# Mass dilation determination

1. Feb 27, 2009

### cos

In his book 'Einstein's Universe' Nigel Calder wrote (16, BBC, 1979) -

"The world's most powerful accelerator of electrons is at Stanford in California...electrons emerge...about 40,000 times 'heavier' than when they started."

Have gamma factors in excess of that amount been generated?

How is the relativistic mass of an accelerated particle determined?

I read somewhere that the mass of a particle accelerated in a cyclotron is determined in accordance with the amount of energy that has to be applied laterally to the particle in order to maintain its circular trajectory but what is the process in relation to straight-line acceleration?

2. Feb 27, 2009

### Staff: Mentor

More powerful accelerators have been built since Calder wrote his book. The Large Electron Positron (LEP) collider at CERN accelerated electrons and positrons to 209 GeV energy, which corresponds to a Lorentz gamma factor of about 409000.

Calder probably simply used the usual equation $E = m_{relatvistic} c^2$.

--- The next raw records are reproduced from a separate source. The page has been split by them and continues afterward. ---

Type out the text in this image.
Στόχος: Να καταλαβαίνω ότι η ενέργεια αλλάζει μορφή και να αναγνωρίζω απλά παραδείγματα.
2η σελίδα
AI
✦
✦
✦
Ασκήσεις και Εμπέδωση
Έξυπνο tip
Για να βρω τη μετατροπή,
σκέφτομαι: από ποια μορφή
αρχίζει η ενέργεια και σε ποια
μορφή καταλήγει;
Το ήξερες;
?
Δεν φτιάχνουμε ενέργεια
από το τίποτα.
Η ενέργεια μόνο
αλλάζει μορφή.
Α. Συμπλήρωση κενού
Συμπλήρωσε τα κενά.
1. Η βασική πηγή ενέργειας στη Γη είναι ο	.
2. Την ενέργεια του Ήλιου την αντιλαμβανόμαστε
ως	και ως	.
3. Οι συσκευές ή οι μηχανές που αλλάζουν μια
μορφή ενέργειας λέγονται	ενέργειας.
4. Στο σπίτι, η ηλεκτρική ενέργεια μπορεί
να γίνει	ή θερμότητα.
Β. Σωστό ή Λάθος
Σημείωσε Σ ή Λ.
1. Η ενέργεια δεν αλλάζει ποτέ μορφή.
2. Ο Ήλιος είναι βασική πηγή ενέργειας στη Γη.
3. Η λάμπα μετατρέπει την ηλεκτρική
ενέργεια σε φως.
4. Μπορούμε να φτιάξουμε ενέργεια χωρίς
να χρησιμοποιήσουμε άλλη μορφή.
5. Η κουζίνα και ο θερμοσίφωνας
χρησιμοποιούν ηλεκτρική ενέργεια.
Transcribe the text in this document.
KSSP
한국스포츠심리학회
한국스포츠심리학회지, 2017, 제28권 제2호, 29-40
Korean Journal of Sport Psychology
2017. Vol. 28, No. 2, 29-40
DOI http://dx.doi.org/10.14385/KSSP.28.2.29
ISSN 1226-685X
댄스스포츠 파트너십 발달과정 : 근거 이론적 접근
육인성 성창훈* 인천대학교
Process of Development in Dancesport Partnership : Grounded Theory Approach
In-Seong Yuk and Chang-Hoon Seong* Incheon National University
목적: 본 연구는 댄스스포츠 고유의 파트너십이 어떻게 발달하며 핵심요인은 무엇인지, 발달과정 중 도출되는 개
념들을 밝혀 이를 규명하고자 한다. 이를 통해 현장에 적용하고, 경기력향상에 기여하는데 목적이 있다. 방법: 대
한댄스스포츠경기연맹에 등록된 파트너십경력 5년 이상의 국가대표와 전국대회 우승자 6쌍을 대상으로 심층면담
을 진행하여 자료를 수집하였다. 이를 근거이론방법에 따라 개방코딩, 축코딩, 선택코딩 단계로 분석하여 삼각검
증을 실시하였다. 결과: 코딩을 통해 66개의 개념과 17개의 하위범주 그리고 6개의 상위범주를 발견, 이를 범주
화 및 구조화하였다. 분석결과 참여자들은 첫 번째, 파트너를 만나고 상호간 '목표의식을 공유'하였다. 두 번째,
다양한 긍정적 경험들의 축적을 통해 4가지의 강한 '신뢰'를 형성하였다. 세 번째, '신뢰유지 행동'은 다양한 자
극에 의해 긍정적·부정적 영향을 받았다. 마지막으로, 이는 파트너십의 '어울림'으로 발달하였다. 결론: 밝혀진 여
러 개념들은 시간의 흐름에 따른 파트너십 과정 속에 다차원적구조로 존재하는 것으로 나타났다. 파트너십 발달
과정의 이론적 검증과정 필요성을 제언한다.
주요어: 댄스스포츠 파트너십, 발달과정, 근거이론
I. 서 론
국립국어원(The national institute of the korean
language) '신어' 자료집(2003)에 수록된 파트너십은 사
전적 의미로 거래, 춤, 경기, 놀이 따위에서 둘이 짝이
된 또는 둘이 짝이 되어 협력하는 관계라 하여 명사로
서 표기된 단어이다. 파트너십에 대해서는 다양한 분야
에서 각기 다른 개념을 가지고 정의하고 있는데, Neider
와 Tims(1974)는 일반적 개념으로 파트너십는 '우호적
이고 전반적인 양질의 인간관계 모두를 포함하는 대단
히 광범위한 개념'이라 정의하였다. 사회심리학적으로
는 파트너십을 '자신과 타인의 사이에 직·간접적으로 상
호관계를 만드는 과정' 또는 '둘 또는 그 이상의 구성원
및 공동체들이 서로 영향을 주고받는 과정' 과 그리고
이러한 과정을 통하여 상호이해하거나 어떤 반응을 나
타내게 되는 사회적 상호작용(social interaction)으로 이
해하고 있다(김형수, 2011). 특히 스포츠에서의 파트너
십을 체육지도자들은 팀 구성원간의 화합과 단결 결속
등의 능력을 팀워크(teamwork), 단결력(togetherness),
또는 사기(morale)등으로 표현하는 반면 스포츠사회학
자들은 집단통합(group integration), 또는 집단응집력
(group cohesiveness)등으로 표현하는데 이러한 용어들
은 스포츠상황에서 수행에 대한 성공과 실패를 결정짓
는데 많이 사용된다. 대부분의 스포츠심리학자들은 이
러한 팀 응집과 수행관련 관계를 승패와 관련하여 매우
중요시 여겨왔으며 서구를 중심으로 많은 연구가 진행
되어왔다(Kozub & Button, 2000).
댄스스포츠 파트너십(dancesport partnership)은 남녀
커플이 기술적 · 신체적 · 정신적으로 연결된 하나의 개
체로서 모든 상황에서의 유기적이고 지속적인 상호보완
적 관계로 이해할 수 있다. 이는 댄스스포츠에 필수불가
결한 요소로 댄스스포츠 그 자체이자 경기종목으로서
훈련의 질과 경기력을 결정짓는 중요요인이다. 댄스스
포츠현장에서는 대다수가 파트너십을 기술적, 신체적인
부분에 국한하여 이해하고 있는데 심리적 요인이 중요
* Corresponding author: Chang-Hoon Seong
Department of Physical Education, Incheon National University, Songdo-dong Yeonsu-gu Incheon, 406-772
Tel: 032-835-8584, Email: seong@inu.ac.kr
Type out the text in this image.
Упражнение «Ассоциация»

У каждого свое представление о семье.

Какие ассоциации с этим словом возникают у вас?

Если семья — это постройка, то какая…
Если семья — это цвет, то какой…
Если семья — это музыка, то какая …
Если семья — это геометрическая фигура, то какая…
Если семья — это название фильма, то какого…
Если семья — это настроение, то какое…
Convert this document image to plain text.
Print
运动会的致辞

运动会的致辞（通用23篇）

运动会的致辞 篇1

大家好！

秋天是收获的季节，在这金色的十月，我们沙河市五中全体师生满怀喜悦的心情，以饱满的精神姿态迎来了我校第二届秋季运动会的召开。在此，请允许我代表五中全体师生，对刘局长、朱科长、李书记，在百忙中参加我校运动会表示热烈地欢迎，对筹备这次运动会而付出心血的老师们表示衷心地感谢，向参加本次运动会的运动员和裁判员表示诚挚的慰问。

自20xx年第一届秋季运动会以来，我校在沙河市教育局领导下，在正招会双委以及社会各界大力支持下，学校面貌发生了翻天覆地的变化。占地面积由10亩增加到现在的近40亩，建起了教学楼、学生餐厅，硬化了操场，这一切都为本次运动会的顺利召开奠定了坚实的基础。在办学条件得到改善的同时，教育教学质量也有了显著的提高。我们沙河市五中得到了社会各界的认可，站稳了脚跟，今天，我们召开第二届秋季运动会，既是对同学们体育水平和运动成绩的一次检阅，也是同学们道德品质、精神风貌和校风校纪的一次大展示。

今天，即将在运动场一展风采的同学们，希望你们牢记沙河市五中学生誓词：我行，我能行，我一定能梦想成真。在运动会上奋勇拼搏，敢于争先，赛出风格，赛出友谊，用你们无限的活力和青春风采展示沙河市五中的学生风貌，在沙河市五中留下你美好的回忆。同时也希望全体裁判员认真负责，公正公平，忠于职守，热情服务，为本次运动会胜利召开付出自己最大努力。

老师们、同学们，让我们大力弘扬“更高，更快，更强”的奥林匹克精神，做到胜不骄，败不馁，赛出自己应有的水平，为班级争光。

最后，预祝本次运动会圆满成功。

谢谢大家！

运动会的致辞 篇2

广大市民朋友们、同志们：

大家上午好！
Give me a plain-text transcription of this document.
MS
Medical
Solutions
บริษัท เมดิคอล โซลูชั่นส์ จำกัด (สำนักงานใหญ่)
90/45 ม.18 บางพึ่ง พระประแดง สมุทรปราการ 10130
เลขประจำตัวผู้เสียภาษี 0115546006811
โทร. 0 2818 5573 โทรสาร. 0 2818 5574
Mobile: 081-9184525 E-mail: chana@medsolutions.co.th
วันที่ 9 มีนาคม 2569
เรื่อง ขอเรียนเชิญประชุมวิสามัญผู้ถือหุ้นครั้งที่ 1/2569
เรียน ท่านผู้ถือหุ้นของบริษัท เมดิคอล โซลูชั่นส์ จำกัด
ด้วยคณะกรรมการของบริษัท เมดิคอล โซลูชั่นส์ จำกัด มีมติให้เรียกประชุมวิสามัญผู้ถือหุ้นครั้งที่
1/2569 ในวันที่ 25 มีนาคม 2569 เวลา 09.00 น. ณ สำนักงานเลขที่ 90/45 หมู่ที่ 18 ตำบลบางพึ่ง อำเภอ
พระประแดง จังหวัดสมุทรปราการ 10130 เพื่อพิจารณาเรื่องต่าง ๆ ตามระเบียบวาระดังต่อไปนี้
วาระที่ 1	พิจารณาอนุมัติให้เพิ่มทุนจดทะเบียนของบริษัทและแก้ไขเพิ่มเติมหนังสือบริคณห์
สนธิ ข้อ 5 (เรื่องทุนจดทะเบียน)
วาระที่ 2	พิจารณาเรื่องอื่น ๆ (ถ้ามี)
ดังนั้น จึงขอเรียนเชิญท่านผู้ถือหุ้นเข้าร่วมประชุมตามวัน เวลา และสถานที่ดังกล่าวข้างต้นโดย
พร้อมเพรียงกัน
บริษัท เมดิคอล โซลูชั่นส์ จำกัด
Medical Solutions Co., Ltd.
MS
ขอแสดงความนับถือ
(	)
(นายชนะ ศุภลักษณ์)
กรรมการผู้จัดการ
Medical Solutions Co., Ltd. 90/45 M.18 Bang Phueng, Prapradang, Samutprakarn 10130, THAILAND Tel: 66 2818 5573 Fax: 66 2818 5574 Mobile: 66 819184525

Particle physicists (the people who actually use these accelerators) don't use the concept of relativistic mass, or measure it. They always use the invariant mass (a.k.a. "rest mass") and use corresponding equations to calculate energy and momentum:

$$E = \gamma m c^2 = \frac{mc^2}{\sqrt{1 - v^2 / c^2}}$$

$$p = \gamma m v = \frac {mv}{\sqrt{1 - v^2 / c^2}}$$

Actually, they use their detectors to measure the energy and momentum by various means. One way to identify a particle is to measure E and p independently, then calculate the (invariant) mass using $mc^2 = \sqrt{E^2 - (pc)^2}$. Or, if they can identify the particle by other means (by the characteristics of its interactions), and thereby know m, they can measure E and then calculate p, or measure p and then calculate E. It all depends on the particular experiment and the kinds of detectors that it uses.

To the physicists working on experiments at LEP, the circulating electrons and positrons had a mass of 511 keV/c^2, same as when at rest, an energy of 209 GeV, and a momentum of 209 GeV/c minus a tiny smidgen.

Last edited: Feb 27, 2009
3. Feb 27, 2009

### cos

Much appreciated.

4. Mar 10, 2009

### cos

I recently read an article stating that 'if an electron was boosted to 10^40 its rest mass it would have an energy of 5.11x10^39Mev which is beyond the range of the LHC.'

What is 'the range of the LHC'?

5. Mar 11, 2009

### Staff: Mentor

6. Mar 16, 2009

### cos

7. Mar 18, 2009

### cam875

"The Large Hadron Collider (LHC) is the world's largest and highest-energy particle accelerator, intended to collide opposing particle beams, of either protons at an energy of 7 TeV/particle, or lead nuclei at an energy of 574 TeV/nucleus." first paragraph on the wiki, no need to have emailed someone lol.